Zoetis ($ZTS) has formed nearly 100 research partnerships with companies and academic institutions around the world, but the company is far from finished looking for partners to help bring innovations to the animal health market. Leading the effort is Scott Brown, Zoetis’ vice president of external innovation and veterinary medicine research and development, who works out of the company’s Kalamazoo, MI, R&D headquarters.

The company’s R&D interests range from finding new vaccine adjuvants to developing new drug-delivery technologies to devising bioinformatics programs that can be used for precision veterinary medicine, Brown said in an interview with Animal Pharm. Among the partners that have struck up R&D pacts with Zoetis are Oregon-based drug developer Bend Research and the Easter Bush research campus in Edinburgh, Scotland. The types of partnerships Zoetis seeks out have evolved along with the company’s research focus and technology advances, Brown said.

Zoetis is particularly interested in forming research alliances around One Health, the movement based on the idea of merging veterinary and human health research to fight diseases that span species. "Collaboration between human and animal health researchers brings with it the potential to advance the understanding of mutually relevant diseases,” Brown told Animal Pharm. “It could also help expand the translational approach to medicine."

Brown pointed out that companion animals get many of the same diseases people do, including cancer, heart disease and chronic kidney disease. And humans and animals share the risks posed by several emerging viruses, he said. Studying diseases in mammals such as dogs could help Zoetis and other companies identify promising drug candidates more efficiently, he added.

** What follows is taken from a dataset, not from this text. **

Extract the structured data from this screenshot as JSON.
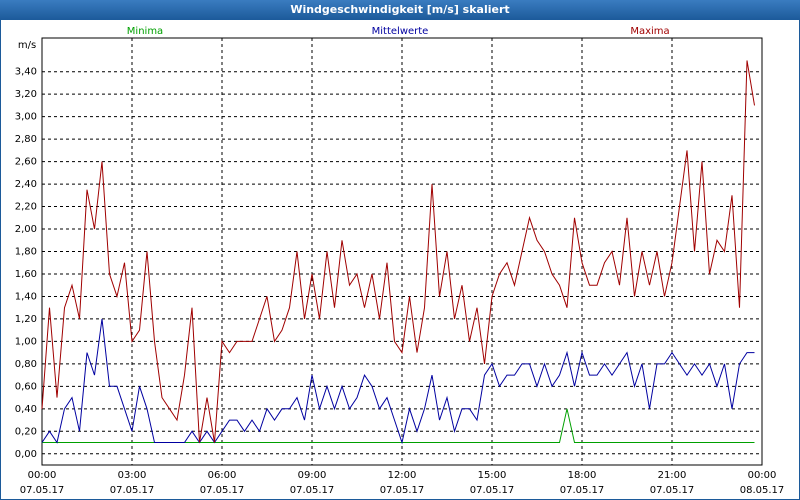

Zoetis has long been a proponent of One Health. It promoted the collaborative research approach last year at the 3rd International One Health Congress in Amsterdam. And its research partnerships included teaming up with two Australian organizations to develop a vaccine against Hendra disease, which affects both horses and people.

Brown said Zoetis has suffered a few stumbles in its research collaborations and is working to improve the process by which it seeks out and assesses potential partners. “One of the responsibilities of my group is to discern whether that alignment exists among the potential partners. The natural tension between academic freedom to explore and the industry drive to deliver product value exists,” Brown told Animal Pharm. “The goal is to find those collaborations where the two interests pull in a common direction."